Postscript is a language. However, it's popular to use this as an output format. The postscripts here from matplotlib are as well formed as any for single use. Nonetheless, the idea of using Postscript files for the purpose of re-including into a Postscript program or, worse, another Postscript data stream has never sit well with me. Although, its a practice I fear we will not get away from anytime soon.

Can Matplotlib be used for digital printing

No. Well, not yet. Almost...

A well design Variable Data Printing application goal is to create publication quality pages in a manner friendly to the RIPP. By friendly I mean the spooled or streamed file must:

  • Accommodate the proper color space, CMYK and PANTONE Spot
  • Feed all line art (ie, our 2-D plot) as non-rastered vector data
  • Embed fonts and place text in the proper position
  • Allow the RIPP to identify Cacheable elements for the RIPP once Print Many method
  • Create pages faster than the press can print

Good programming for Variable Data Printing platforms meshes well with Object Oriented Design. Traditionally, programming for Digital Print was anything but OO, with all of the scripting dominance in this area. However, much like the evolution of XML taking on an OO approach, I imagine its time for Digital Printing To do the Same.

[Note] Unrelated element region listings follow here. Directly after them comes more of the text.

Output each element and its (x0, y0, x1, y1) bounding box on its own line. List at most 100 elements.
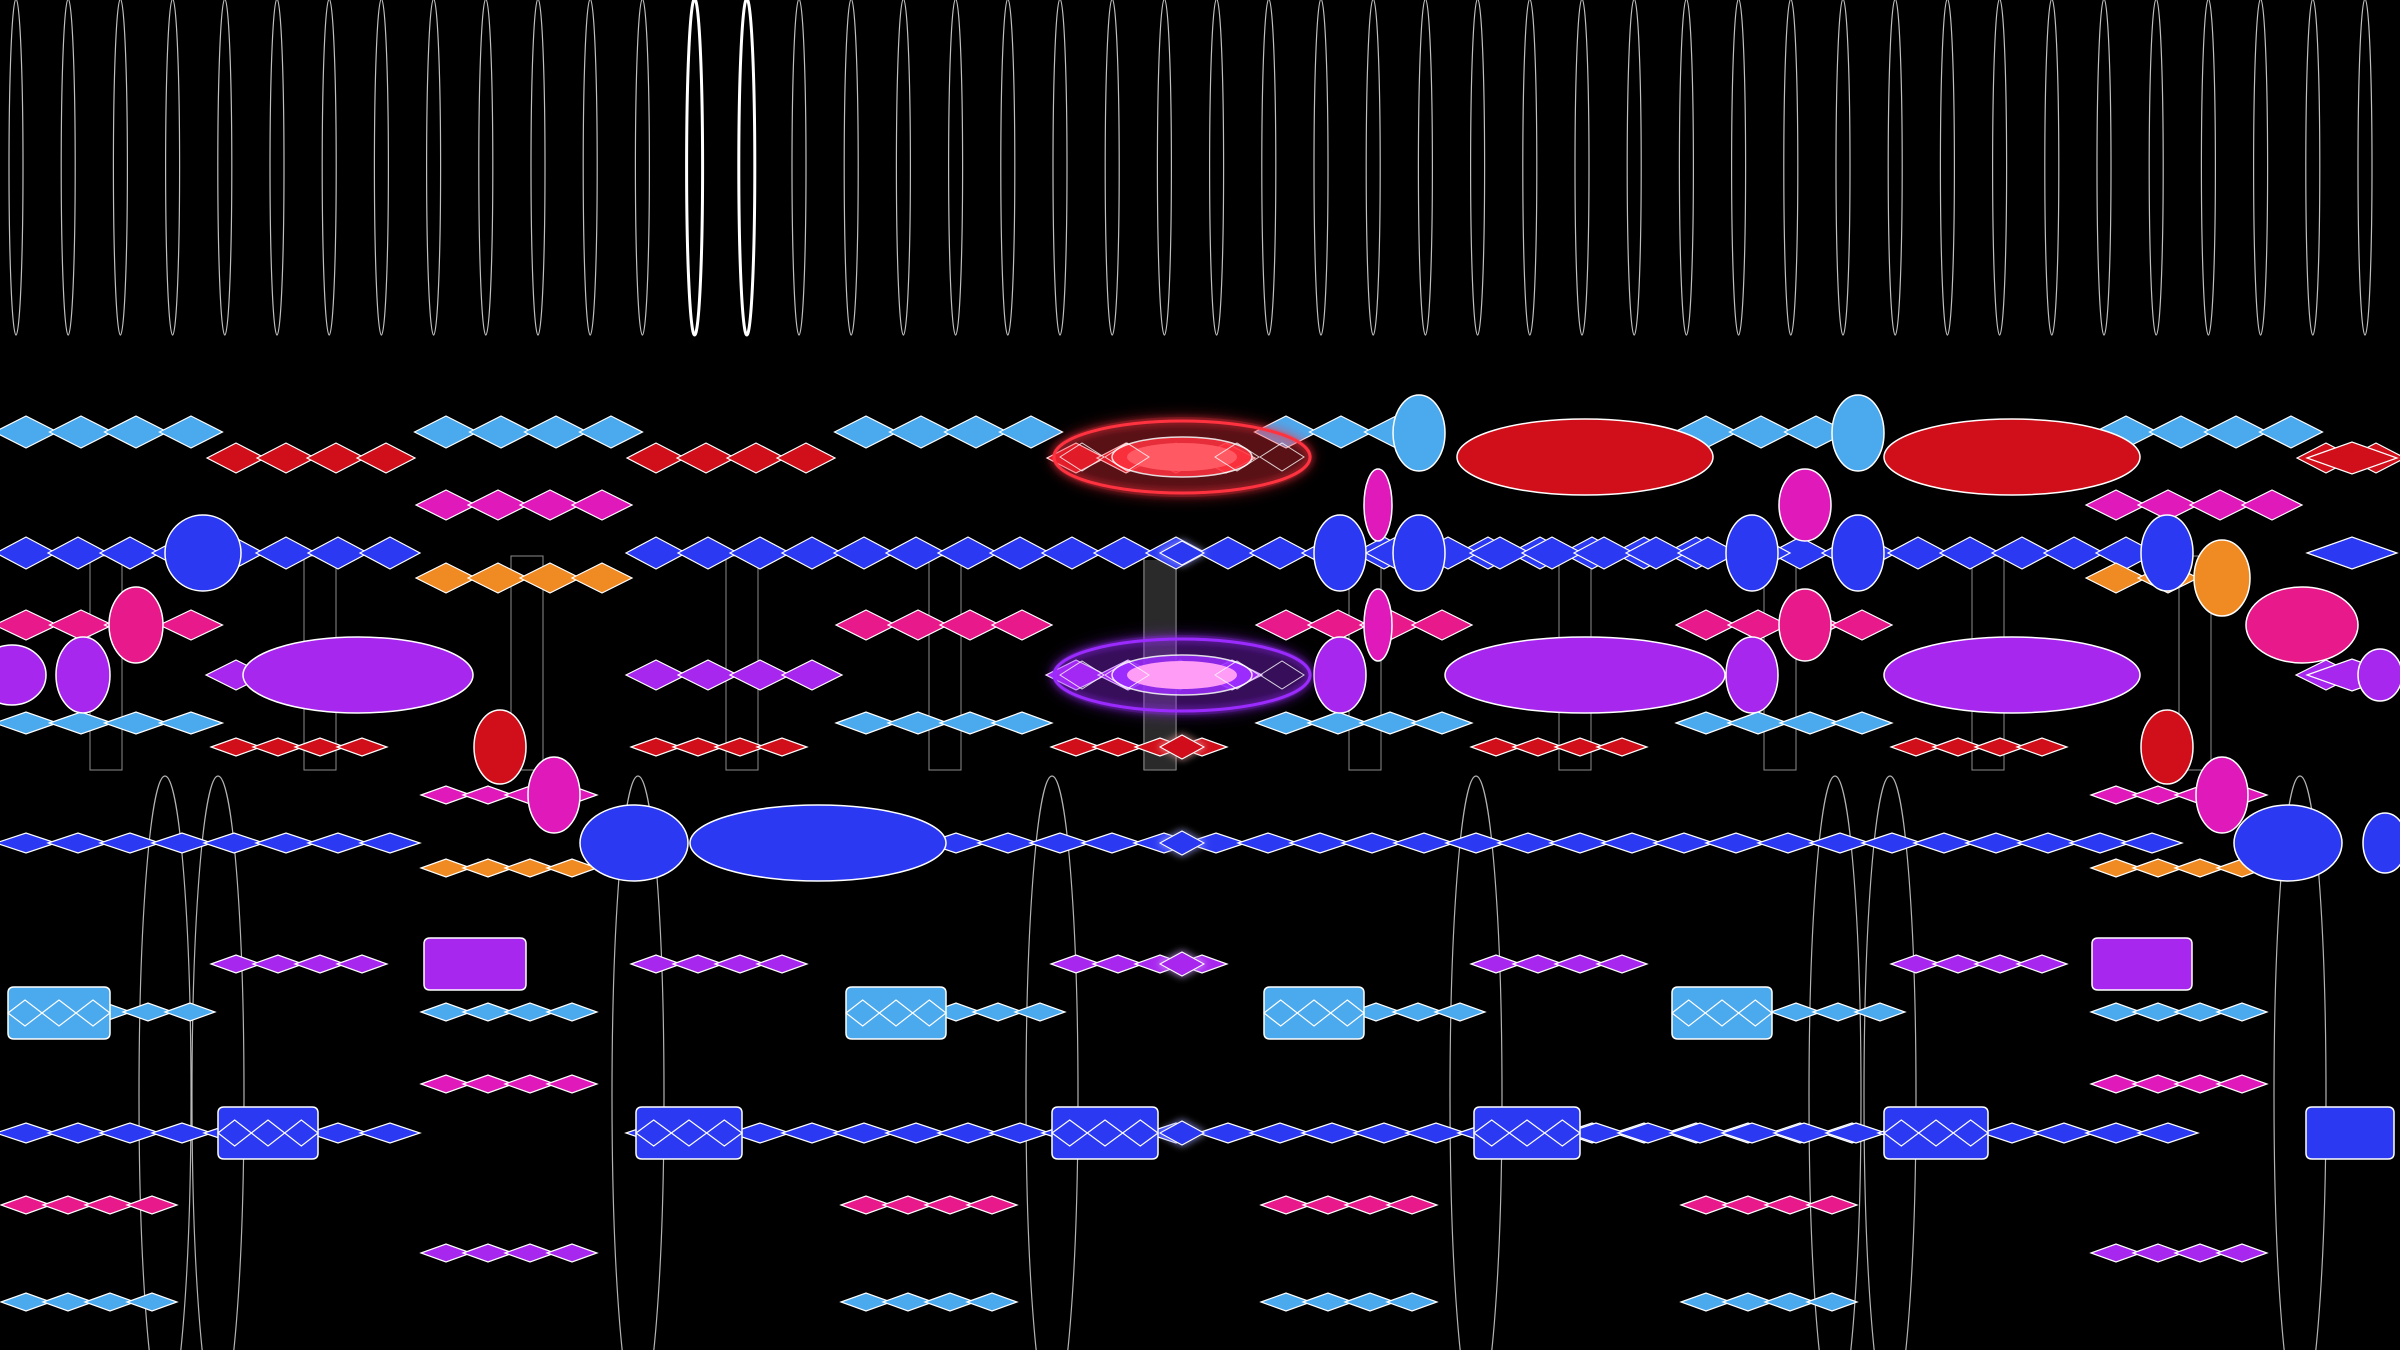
string-ellipse (426, 0, 442, 336)
string-ellipse (1574, 0, 1590, 336)
diamond-note (1433, 1002, 1487, 1022)
string-ellipse (1313, 0, 1329, 336)
diamond-note (2203, 415, 2269, 449)
diamond-note (578, 415, 644, 449)
string-ellipse (685, 0, 705, 337)
block-note (635, 1106, 743, 1160)
string-ellipse (2148, 0, 2164, 336)
string-ellipse (1522, 0, 1538, 336)
diamond-note (1308, 415, 1374, 449)
string-ellipse (611, 775, 665, 1350)
diamond-note (335, 737, 389, 757)
block-pattern (283, 1119, 319, 1147)
glow-diamond (1158, 540, 1206, 566)
diamond-note (570, 562, 634, 594)
string-ellipse (1863, 775, 1917, 1350)
diamond-note (335, 954, 389, 974)
string-ellipse (1939, 0, 1955, 336)
diamond-note (2305, 441, 2399, 475)
active-note-glows (1052, 417, 1312, 1146)
ellipse-note (2362, 812, 2400, 874)
string-ellipse (634, 0, 650, 336)
diamond-note (2305, 536, 2399, 570)
diamond-note (888, 415, 954, 449)
diamond-note (1853, 1002, 1907, 1022)
glow-diamond (1214, 660, 1260, 690)
string-ellipse (269, 0, 285, 336)
string-ellipse (1000, 0, 1016, 336)
ellipse-note (2195, 756, 2249, 834)
diamond-note (158, 415, 224, 449)
diamond-note (1013, 1002, 1067, 1022)
ellipse-note (55, 636, 111, 714)
diamond-note (158, 609, 224, 641)
ellipse-note (1313, 514, 1367, 592)
string-ellipse (2096, 0, 2112, 336)
string-ellipse (737, 0, 757, 337)
string-ellipse (1887, 0, 1903, 336)
string-ellipse (1783, 0, 1799, 336)
diamond-note (355, 442, 417, 474)
ellipse-note (1444, 636, 1726, 714)
ellipse-note (108, 586, 164, 664)
diamond-note (570, 489, 634, 521)
glow-core (1127, 661, 1237, 689)
diamond-note (157, 711, 225, 735)
ellipse-note (1778, 468, 1832, 542)
diamond-note (48, 609, 114, 641)
ellipse-note (2245, 586, 2359, 664)
string-ellipse (2273, 775, 2327, 1350)
diamond-note (125, 1292, 179, 1312)
string-ellipse (1626, 0, 1642, 336)
ellipse-note (473, 709, 527, 785)
string-ellipse (530, 0, 546, 336)
string-ellipse (2200, 0, 2216, 336)
diamond-note (523, 415, 589, 449)
ellipse-note (0, 644, 47, 706)
ellipse-note (1313, 636, 1367, 714)
ellipse-note (1363, 588, 1393, 662)
diamond-note (2120, 832, 2184, 854)
string-ellipse (217, 0, 233, 336)
string-ellipse (1104, 0, 1120, 336)
diamond-note (1385, 1195, 1439, 1215)
diamond-note (1830, 609, 1894, 641)
ellipse-note (1392, 514, 1446, 592)
block-note (7, 986, 111, 1040)
diamond-note (2215, 1074, 2269, 1094)
string-ellipse (1052, 0, 1068, 336)
diamond-note (1410, 609, 1474, 641)
ellipse-note (1392, 394, 1446, 472)
string-ellipse (1470, 0, 1486, 336)
ellipse-note (527, 756, 581, 834)
string-ellipse (2044, 0, 2060, 336)
note-shapes (0, 394, 2400, 1160)
block-note (1671, 986, 1773, 1040)
string-ellipse (791, 0, 807, 336)
string-ellipse (1449, 775, 1503, 1350)
string-ellipse (112, 0, 128, 336)
diamond-note (545, 1243, 599, 1263)
block-note (2305, 1106, 2395, 1160)
diamond-note (103, 415, 169, 449)
string-ellipse (1835, 0, 1851, 336)
diamond-note (125, 1195, 179, 1215)
diamond-note (2136, 1122, 2200, 1144)
diamond-note (2215, 1002, 2269, 1022)
diamond-note (48, 415, 114, 449)
ellipse-note (2193, 539, 2251, 617)
ellipse-note (2357, 648, 2400, 702)
string-ellipse (321, 0, 337, 336)
diamond-note (163, 1002, 217, 1022)
ellipse-note (2233, 804, 2343, 882)
ellipse-note (1831, 394, 1885, 472)
diamond-note (358, 1122, 422, 1144)
diamond-note (780, 659, 844, 691)
diamond-note (1595, 737, 1649, 757)
block-note (1263, 986, 1365, 1040)
string-ellipse (1417, 0, 1433, 336)
string-ellipse (2253, 0, 2269, 336)
string-ellipses (8, 0, 2373, 1350)
glow-diamond (1059, 442, 1105, 472)
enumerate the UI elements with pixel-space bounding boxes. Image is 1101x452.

Python is the next programming language for Digital Printing due to its high level OO usability[3]. Matplotlib accessibility from Python is intuitive and well designed. It makes since that matplotlib will someday be a great fit for variable data printing.

However, getting matplotlib to the level where it can also satisfy the above requirements may require some changes. Here are my suggestions on the steps to take to achieve this:

  1. CMYK Support. Currently, matplotlib lacks four-color process support. The change will simply require taking four color arguments and assigning these by setting the color 'w x y z setcmykcolor', much like the current 'x y z setrgbcolor'.
  2. Consolidate Font calls. Eliminate redundant setfonts.
  3. Multiple Graph Output. Allow many pages to be created, one for each graph, for a single output file. The font inclusion should stay the same. This will allow the output file to be turned into one cacheable object in an output stream.

The third option, is really more to optimize the re-processing of the document. In the likely scenario where a graph will change for each printed page, cache each graph would be pointless--its only used once. The reason these need to be in one file concerns the overhead of loading the fonts into the processors memory and opening each file one by one. Handling this ahead of time prior to actually sending the final composed page elements will be helpful.

Someday later down the road, I would recommend the consideration of adding Trapping and Spot Colors to further matplotlib's use in the print world.

Another approach would be to somehow connect the Variable Data Printing Application and Matplotlib directly. I imagine this would not be all that different than the programming already behind matlpotlib's use of the AntiGrain library. A couple open/close source Python friendly libraries usable for document automation are PDFlib and Report Lab. I am unsure of whether or not either library have all the geometric function need for matplotlib.

[3]I fully intend to Blog more about why I find Python such a good fit on at a later date.

Who else makes 2-D Graphs for Digital Printing

Some commercial applications providing graphs to the Digital printing world are:

These package range in cost from 20,000 - 100,000 per installation. In some of these cases, graphs plotting extensions cost extra. The graphs are all pretty, but not as flexible in the 2-D realm as matplotlib. Although these boxed solutions support a large number of output devices, the same restriction apply here as with any close sourced program.

Changing the world one graph at a time

Matplotlib is a proven product--carefully carved out in a best pythonic manner. In the best interests of keeping the momentum of the technology aiding in the understanding and visualizing data, I suggest to the matplotlib to take a serious look at adding more print support into the core package. If not, I just might.